Joe l’Indien fut enterré à proximité de la grotte. On vint pour l’occasion de plus de quinze kilomètres à la ronde. Les gens arrivèrent en charrettes, à pied, en bateau. Les parents amenèrent leurs enfants. On apporta des provisions, et les assistants reconnurent qu’ils avaient pris autant de bon temps aux obsèques du bandit qu’ils en eussent pris à son supplice.
Ceci eut au moins un avantage, celui de mettre fin à la demande de pétition adressée au gouverneur pour le recours en grâce du criminel. Cette pétition avait déjà réuni de nombreuses signatures et on avait formé un comité d’oies blanches chargées d’aller pleurnicher en grand deuil auprès du gouverneur, de l’implorer d’être un généreux imbécile et de fouler ainsi son devoir aux pieds. Joe l’Indien avait probablement le meurtre de cinq personnes sur la conscience. La belle affaire! S’il avait été Satan lui-même, il y aurait encore eu assez de poules mouillées prêtes à griffonner une pétition de recours en grâce et à tirer une larme de leur fontaine toujours disposée à couler.
Le lendemain de l’enterrement, Tom emmena Huck dans un endroit désert afin d’avoir avec lui une importante conversation. Grâce à la veuve Douglas et au Gallois, Huck était au courant de tout ce qu’avait fait Tom pendant sa maladie, mais il restait certainement une chose qu’il ignorait et c’était d’elle que son ami voulait l’entretenir. La tristesse se peignit sur le visage de Huck.

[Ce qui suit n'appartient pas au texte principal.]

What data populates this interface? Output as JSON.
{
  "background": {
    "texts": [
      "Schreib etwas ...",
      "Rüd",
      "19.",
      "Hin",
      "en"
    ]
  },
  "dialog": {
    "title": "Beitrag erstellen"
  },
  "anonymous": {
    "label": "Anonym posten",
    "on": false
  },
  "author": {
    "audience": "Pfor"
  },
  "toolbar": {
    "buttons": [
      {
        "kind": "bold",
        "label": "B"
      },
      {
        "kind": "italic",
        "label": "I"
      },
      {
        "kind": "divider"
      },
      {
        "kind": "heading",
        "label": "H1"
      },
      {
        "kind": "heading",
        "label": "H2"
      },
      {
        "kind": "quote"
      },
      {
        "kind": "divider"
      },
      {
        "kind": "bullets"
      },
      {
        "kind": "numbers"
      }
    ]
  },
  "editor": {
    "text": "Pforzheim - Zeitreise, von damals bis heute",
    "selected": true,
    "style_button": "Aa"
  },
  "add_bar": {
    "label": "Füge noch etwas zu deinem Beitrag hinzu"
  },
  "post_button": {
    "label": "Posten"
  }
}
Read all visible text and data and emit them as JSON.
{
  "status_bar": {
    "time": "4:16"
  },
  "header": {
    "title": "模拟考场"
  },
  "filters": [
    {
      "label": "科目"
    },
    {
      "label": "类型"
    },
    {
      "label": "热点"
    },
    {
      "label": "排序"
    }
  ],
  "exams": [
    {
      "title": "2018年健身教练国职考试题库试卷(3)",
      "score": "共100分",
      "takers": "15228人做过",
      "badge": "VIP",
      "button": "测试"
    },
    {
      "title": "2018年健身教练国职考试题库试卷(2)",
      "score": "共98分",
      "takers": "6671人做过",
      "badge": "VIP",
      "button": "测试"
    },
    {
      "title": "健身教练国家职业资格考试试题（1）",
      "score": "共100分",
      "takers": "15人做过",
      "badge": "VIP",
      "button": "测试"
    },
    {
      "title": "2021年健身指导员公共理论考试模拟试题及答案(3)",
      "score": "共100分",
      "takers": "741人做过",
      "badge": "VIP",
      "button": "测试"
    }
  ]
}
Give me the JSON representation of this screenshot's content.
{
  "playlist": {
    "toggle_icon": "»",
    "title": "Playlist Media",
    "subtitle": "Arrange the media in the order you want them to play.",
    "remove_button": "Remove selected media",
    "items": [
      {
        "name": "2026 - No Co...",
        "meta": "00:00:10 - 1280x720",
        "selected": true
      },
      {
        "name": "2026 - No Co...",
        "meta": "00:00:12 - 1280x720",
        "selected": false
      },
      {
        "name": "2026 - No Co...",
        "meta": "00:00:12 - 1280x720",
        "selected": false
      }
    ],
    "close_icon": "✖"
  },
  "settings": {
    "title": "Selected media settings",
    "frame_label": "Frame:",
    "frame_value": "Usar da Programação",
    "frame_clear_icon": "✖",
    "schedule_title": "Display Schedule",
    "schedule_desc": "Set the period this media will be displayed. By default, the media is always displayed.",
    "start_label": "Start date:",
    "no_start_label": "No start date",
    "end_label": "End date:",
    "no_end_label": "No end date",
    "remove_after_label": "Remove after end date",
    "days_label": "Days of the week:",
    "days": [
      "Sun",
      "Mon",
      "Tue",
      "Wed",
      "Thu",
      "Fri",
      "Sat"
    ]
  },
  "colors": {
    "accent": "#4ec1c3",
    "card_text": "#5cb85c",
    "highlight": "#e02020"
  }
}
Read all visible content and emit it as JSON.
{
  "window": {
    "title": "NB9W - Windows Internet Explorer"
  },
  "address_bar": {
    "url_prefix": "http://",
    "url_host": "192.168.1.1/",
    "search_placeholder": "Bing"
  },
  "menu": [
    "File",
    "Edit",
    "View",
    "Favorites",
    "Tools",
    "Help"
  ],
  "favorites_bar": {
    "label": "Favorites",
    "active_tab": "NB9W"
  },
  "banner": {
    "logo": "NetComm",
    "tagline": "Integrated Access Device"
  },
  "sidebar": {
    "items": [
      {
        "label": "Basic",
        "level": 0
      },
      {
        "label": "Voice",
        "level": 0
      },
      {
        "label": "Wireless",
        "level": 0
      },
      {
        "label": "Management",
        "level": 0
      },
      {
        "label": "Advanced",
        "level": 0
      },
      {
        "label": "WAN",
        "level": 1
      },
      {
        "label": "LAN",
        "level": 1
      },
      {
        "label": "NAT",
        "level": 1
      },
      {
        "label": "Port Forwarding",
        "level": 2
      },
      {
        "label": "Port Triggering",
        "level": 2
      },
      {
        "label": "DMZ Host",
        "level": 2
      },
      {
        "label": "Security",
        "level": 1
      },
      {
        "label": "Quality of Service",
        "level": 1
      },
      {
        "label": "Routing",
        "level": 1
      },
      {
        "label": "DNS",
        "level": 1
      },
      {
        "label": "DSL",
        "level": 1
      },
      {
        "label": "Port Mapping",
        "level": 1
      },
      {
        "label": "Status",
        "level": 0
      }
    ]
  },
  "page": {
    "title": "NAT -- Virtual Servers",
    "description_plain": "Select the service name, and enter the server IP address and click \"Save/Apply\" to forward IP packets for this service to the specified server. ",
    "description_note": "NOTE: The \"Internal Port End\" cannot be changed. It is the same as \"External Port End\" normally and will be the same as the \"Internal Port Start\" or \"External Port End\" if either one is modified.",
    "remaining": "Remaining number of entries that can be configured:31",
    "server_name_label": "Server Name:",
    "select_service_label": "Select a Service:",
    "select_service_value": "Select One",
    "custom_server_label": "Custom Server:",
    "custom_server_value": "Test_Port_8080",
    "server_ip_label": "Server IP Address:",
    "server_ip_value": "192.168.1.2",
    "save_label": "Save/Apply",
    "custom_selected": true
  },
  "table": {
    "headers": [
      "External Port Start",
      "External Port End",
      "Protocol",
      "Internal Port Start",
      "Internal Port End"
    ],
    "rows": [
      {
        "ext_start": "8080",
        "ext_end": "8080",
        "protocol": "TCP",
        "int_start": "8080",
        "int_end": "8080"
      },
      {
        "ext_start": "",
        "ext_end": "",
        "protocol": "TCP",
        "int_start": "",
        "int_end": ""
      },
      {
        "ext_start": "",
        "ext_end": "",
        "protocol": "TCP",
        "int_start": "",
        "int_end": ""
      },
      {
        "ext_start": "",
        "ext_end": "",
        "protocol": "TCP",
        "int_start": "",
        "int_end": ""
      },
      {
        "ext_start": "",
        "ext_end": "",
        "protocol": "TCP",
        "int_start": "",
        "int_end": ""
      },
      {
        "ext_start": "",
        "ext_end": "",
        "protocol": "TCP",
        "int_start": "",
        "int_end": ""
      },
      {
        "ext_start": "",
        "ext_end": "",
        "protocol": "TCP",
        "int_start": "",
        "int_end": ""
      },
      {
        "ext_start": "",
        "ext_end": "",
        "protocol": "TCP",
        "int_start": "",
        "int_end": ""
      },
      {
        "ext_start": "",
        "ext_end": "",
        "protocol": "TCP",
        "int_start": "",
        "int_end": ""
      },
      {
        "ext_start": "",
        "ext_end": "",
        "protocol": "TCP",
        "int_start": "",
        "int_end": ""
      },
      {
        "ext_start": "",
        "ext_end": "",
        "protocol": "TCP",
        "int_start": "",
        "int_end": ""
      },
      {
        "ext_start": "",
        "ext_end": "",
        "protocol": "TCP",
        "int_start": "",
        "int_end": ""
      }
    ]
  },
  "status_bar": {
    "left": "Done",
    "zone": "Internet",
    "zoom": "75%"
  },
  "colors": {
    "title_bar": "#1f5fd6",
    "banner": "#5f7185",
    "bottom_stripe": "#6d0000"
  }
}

«Tom, dit-il, je sais de quoi tu veux me parler. Tu es entré au numéro 2 et tu n’y as vu que du whisky. Je sais bien que c’est toi qui as découvert le pot aux roses et je sais bien aussi que tu n’as pas trouvé l’argent, sans quoi tu te serais arrangé pour me le faire savoir, même si tu n’avais rien dit aux autres. Tom, j’ai toujours eu l’impression que nous ne mettrions jamais la main sur ce magot.
– Tu es fou, Huck. Ce n’est pas moi qui ai dénoncé l’aubergiste. Tu sais très bien que la taverne avait l’air normale le jour où je suis allé au pique-nique. Tu ne te rappelles pas non plus que cette nuit-là tu devais monter la garde?
– Oh! si. Il me semble qu’il y a des années de cela. C’est cette nuit-là que j’ai suivi Joe l’Indien jusque chez la veuve.
– Tu l’as suivi?
– Oui, mais tu ne le diras à personne. Il se peut très bien que Joe ait encore des amis et je ne veux pas qu’on vienne me demander des comptes. Sans moi, il serait au Texas à l’heure qu’il est.»
Alors Huck raconta ses aventures à Tom qui n’avait entendu que la version du Gallois.
«Tu vois, fit Huck, revenu par ce détour au sujet qui les occupait, celui qui a découvert du whisky au numéro 2 a découvert aussi le trésor et l’a barboté… En tout cas, mon vieux Tom, je crois que nous pouvons en faire notre deuil.